Publicado em 3 de fevereiro de 2022 às 05:15

- Atualizado há 10 meses

. Crédito: Acervo pessoal

As marcas na coxa direita vão além da dor física. “É revoltante! Ele vive nos perseguindo com barra de ferro, faca, pedaço de pau, até com arma de fogo. Isso tem que acabar!”, desabafou a travesti Arielly Michely Santos da Silva, 29 anos, vítima de agressão na orla de Itapuã, nessa terça-feira (1).

Ela acusa um homem, que seria um militar da Aeronáutica, autor das violências contra profissionais do sexo – pelo menos oito travestis foram atacadas entre novembro do ano passado e essa terça, no local. Em novembro, seis travestis relataram agressões pela mesma pessoa.

Os casos aconteceram na Avenida Otávio Mangabeira, entre as Ruas Albacoroa e a Beijupirá – no trecho de 550 metros, há condomínios e casas onde residem militares da Marinha e da Aeronáutica.“Ele [o suspeito] alega que estamos fazendo programa em área militar, mas não. Estamos na calçada, que é pública. Além do mais, não tem nenhuma casa com porta para a orla, e os condomínios têm muros de cerca de 2 metros”, disse Arielly. A maioria dos casos foi registrada na 12ª Delegacia (Itapuã). A Polícia Civil  informou que “as vítimas foram ouvidas na unidade policial, bem como o homem indicado por elas como suspeito das ações. O procedimento foi concluído e encaminhado ao Ministério Público. Detalhes não podem ser divulgados, porque o inquérito é um documento sigiloso”. A reportagem tentou localizar o acusado, sem sucesso. A Aeronáutica também não retornou.

Procurado, o Ministério Público disse que está acompanhando a situação por meio da 4ª Promotoria de Justiça de Direitos Humanos com Atribuição em Defesa da População LGBTQIA+. “O MP acompanha o inquérito policial instaurado para apurar o primeiro episódio relatado e está analisando informações coletadas sobre os fatos mais recentes, para adoção das medidas cabíveis", informa a nota.

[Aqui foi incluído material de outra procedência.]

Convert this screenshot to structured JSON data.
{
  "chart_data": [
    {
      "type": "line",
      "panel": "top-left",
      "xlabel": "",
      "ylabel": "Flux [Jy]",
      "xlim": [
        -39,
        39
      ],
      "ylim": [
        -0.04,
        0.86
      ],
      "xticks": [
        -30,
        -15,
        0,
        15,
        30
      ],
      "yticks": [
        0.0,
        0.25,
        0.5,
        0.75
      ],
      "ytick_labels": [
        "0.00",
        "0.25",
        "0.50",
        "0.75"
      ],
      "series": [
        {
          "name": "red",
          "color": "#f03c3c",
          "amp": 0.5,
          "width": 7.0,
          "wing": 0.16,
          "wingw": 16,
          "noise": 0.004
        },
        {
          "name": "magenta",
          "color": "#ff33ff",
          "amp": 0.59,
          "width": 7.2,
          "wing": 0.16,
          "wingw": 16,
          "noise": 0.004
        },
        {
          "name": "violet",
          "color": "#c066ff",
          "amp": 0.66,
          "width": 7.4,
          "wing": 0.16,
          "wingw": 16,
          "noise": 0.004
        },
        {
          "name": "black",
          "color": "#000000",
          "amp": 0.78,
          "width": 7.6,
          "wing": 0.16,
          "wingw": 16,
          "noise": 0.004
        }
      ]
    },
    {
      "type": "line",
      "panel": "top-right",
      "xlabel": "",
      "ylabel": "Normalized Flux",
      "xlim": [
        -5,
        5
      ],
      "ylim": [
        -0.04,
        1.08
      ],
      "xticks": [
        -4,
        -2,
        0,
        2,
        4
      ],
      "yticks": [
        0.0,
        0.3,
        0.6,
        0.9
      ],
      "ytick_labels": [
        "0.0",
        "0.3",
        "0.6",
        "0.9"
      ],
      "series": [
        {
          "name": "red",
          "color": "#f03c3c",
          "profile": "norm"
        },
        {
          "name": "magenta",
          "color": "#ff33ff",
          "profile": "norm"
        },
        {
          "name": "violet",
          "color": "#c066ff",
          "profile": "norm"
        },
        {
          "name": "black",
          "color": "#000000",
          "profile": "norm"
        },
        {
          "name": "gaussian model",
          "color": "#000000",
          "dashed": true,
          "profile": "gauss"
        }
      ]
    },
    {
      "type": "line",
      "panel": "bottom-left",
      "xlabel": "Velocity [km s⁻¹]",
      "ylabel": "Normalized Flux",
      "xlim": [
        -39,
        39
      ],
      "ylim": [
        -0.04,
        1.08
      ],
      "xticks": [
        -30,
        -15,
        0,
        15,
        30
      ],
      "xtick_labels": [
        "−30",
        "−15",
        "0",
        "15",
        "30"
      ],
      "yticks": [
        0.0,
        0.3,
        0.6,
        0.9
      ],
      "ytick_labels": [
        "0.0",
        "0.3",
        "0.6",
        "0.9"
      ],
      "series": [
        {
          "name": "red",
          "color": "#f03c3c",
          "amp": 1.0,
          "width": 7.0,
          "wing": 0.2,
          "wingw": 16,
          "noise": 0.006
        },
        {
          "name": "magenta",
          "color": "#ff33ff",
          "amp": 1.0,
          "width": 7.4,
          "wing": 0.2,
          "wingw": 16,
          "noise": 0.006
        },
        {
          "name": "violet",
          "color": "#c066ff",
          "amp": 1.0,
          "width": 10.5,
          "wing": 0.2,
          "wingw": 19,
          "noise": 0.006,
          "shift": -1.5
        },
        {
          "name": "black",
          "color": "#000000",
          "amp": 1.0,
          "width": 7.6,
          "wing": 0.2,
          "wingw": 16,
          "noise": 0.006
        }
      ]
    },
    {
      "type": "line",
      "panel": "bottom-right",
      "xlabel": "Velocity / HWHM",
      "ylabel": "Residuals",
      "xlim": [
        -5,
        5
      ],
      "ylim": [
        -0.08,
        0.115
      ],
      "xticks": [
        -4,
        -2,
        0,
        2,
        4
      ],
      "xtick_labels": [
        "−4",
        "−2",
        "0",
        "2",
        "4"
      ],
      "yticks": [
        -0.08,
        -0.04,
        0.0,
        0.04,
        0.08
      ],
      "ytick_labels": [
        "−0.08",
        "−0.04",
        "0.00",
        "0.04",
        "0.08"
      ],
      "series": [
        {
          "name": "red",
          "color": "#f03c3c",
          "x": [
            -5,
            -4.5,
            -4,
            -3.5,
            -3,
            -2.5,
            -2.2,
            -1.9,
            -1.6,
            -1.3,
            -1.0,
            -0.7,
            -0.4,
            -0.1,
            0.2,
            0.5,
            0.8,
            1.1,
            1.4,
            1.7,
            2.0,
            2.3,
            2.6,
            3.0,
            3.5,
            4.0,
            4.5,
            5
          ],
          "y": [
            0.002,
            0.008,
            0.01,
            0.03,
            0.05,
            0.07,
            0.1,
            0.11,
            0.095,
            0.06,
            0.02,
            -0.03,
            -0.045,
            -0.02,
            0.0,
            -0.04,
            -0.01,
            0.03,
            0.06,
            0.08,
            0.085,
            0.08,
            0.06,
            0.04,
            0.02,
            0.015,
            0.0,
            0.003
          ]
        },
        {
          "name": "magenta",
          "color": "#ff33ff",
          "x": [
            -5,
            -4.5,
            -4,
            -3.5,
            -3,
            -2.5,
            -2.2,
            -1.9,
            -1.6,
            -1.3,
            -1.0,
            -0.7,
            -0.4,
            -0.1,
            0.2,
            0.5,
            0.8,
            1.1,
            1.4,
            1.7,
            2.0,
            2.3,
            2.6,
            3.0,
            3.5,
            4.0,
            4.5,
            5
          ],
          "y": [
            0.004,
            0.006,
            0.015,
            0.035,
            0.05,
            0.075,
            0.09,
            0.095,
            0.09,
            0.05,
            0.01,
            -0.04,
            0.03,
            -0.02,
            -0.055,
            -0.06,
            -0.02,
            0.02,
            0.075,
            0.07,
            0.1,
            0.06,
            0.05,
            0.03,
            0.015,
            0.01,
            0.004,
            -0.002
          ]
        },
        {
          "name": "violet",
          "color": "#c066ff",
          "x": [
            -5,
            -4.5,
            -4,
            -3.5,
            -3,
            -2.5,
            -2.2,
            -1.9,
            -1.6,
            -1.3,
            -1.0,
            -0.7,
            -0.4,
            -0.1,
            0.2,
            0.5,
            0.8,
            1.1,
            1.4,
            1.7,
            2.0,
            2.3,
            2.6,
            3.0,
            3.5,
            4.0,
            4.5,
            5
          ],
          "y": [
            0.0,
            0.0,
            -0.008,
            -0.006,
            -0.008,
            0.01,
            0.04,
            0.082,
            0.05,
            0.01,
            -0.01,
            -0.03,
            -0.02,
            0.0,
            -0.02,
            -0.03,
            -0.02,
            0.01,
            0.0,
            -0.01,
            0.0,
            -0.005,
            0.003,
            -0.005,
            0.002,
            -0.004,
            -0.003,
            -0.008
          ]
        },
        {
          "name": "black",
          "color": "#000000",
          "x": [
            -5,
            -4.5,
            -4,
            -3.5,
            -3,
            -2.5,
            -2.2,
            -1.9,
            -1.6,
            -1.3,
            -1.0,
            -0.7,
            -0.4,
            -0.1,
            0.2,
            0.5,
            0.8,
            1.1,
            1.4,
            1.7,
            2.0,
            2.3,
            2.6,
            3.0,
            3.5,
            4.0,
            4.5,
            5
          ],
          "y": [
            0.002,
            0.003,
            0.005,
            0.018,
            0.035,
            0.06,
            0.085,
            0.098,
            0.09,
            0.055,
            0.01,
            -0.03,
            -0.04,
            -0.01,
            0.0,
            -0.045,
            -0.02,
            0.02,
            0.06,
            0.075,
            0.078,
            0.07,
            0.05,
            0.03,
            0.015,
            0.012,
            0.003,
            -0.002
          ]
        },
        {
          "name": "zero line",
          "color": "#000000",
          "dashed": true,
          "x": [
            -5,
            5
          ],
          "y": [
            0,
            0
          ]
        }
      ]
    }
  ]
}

Ataque Arielly relatou que estava em seu posto de trabalho, próximo a um ponto de ônibus, sentido Itapuã/Boca do Rio, quando foi surpreendida pelo suposto oficial, que estava com uma barra de ferro. “Eu estava sozinha quando ele chegou com a barra de ferro. Ele disse que ali não era lugar de prostituição, que na hora se referiu a mim no gênero masculino, mas disse para que me tratasse como mulher, que o nome é Arielly. Ele então saiu. Depois ele voltou e partiu pra cima de mim com a barra de ferro. Na hora corri, mas ele conseguiu me atingir na perna”, contou ela, que pretende registrar boletim de ocorrência na 12ª Delegacia.   Arielly disse que esta não foi a primeira vez que o acusado a atacou. “A primeira vez foi há uma semana. Sem dizer nada, ele veio me esmurrar e protegi o meu rosto usando os braços”, relatou.

Ainda na noite de terça (1), o mesmo homem atacou outra travesti a poucos metros onde estava Ariellly. “Ela conversava com um rapaz, que estava no carro, quando ele se aproximou expulsando o cliente. A nossa amiga questionou ele e levou um tapa no rosto”, relatou a também travesti Taila Santos, 21. Avenida Otávio Mangabeira (Foto: Bruno Wendel) A travesti e agente comunitária de saúde, Ranela Márcia, 50, relatou que no último dia 28, foi impedida de realizar as ações de prevenção do projeto ‘Prep Trans’, que tem como objetivo estimular a adesão da população trans ao tratamento da Profilaxia Pré-Exposição ao HIV (PrEP) e ampliar a informação sobre o HIV/Aids, sífilis e hepatites virais. “Quando eu e outras duas colegas nos aproximamos, as travestis disseram que estavam apavoradas, pois estavam sendo perseguidas por este homem que é da Aeronáutica”, disse ela. 

Instantes depois, Ranela disse que o acusado apareceu e o clima ficou tenso entre ele e as travestis. “Ele parecia estar armado, pelo formato da camisa”, relatou Ranela.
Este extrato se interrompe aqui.